Phew, burned the night up to 3AM to actually settle on 4/4/1/3 + rhetoric. I love the game so far, but I can see elements that people won't like, especially since I don't like some of them myself.
Died to hangover infused exposure to light. Died trying to stop the fan with bare hands. All within the first 5 minutes of consecutive gameplays. Good stuff.
I absolutely love the presentation. The geometric visuals remind me of early Copper Dreams concepts or isometric Another World. Music fading in and out like gusts of wind is also incredibly benefiting to the setting of washed up capital of the world.
The narrative is absolutely brilliant, with most skills(?) working as schizophrenic alter egos popping in weird thoughts in every dialog and interaction to a point where I often find myself thinking, that as a player, you don't even roleplay a person but just a single part of his psyche in constant battle against the other personalities and urges.
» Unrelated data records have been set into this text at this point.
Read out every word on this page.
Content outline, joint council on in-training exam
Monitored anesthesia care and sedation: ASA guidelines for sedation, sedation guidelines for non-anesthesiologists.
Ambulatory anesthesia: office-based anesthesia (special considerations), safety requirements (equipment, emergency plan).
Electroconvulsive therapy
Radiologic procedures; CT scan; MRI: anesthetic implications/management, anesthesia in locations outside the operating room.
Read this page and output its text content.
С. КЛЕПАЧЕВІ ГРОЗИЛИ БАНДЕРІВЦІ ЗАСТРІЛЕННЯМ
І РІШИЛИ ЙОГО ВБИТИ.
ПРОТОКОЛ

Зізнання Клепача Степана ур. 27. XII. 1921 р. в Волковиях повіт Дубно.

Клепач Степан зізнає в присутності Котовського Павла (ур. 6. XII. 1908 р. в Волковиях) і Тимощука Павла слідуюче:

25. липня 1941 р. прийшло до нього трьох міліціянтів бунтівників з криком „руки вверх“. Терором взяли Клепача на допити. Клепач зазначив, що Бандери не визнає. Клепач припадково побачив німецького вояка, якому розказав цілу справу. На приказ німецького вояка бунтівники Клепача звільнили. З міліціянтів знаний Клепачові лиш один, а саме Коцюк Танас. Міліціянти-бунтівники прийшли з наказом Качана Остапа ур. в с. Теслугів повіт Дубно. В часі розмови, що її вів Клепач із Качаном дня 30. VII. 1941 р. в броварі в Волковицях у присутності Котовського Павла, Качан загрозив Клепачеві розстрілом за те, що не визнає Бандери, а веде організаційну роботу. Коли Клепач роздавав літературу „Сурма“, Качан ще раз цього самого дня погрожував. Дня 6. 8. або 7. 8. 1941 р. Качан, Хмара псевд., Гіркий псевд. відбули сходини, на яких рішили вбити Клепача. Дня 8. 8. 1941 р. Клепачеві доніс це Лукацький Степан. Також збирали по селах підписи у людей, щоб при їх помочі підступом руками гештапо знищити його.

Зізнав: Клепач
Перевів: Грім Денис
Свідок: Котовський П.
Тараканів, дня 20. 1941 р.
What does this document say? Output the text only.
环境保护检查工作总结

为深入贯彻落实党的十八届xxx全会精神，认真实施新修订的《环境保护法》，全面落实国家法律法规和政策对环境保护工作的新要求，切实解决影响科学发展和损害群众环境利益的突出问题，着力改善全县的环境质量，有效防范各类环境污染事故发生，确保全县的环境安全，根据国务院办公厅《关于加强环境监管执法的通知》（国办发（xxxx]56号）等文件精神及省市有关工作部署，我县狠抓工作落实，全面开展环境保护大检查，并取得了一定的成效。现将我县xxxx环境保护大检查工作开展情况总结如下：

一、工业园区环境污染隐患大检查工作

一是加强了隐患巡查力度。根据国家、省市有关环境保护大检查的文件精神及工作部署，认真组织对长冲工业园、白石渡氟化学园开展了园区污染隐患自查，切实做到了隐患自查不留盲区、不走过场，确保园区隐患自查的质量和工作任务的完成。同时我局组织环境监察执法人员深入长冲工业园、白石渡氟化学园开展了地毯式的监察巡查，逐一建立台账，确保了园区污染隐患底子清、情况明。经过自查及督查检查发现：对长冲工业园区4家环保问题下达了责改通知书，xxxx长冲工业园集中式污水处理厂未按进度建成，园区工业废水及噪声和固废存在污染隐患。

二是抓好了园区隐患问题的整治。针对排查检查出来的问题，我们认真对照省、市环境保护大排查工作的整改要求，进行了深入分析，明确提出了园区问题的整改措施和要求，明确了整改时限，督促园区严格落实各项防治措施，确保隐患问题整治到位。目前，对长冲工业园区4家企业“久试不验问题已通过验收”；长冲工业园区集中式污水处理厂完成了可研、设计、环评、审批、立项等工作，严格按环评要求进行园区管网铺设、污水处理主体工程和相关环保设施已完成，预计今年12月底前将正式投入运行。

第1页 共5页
But most of all, I love the NPCs. I can't remember a game where I met so many memorable characters in such a short time. Damn the feels. The little matchbook girl freezing her ass off. The composure of Kitsuragi. The wholesome wheelchair lady. Klaasje's charm. Even the poor damn vandalized mail box...
I like the fact the game pulls no punches (except the f***t bullshit). Both thematically and mechanically, but as such, my reservations are weirdest ones I ever had to any game.
Mechanically the spread of starting skills being 1-7 along a 2d6 roll, effectively means 2/3 of skill checks rely on pure RNG (inb4 modifiers etc.) and I didn't like it at first (and I think many people won't). You can fight it by save scamming, but given number of rolls it only gets more and more futile, and that's when I realized, that the game actually accommodates to it, unlike any other I can think of. You are meant to fail, even better, you're meant to accept failure. It's relying the washed up character you're playing as through it's core mechanics. Incredible stuff, but requires some getting used to.
Thematically, it seems all the schizophrenic alter egos are cynical and sarcastic, thus presenting virtually every concept (noticeably socialism, fascism & free market) negatively, for player to battle against with his dialogue choices. It causes a weird dissonance, where I'm not creating my character, but running it against a preset character I've been given instead. I guess it's a narrative mechanism, but it feels weird.
I clearly don't like skill modifiers being tied to inventory elements like clothing. I always hated that in games. Juggling equipment all the time just for various interactions might seem lifelike, but it's a weird tedium when it's better to talk to someone while being shirtless, because said shirt inflicts a malus unlike your naked torso...
Haven't come across any bugs, but there are glitches. For instance the above mentioned inventory modifiers don't seem to update properly and you have to shuffle them a bit to get them right. Same goes for the thought cabinet, where some thoughts have modifiers listed in some places, but not their description.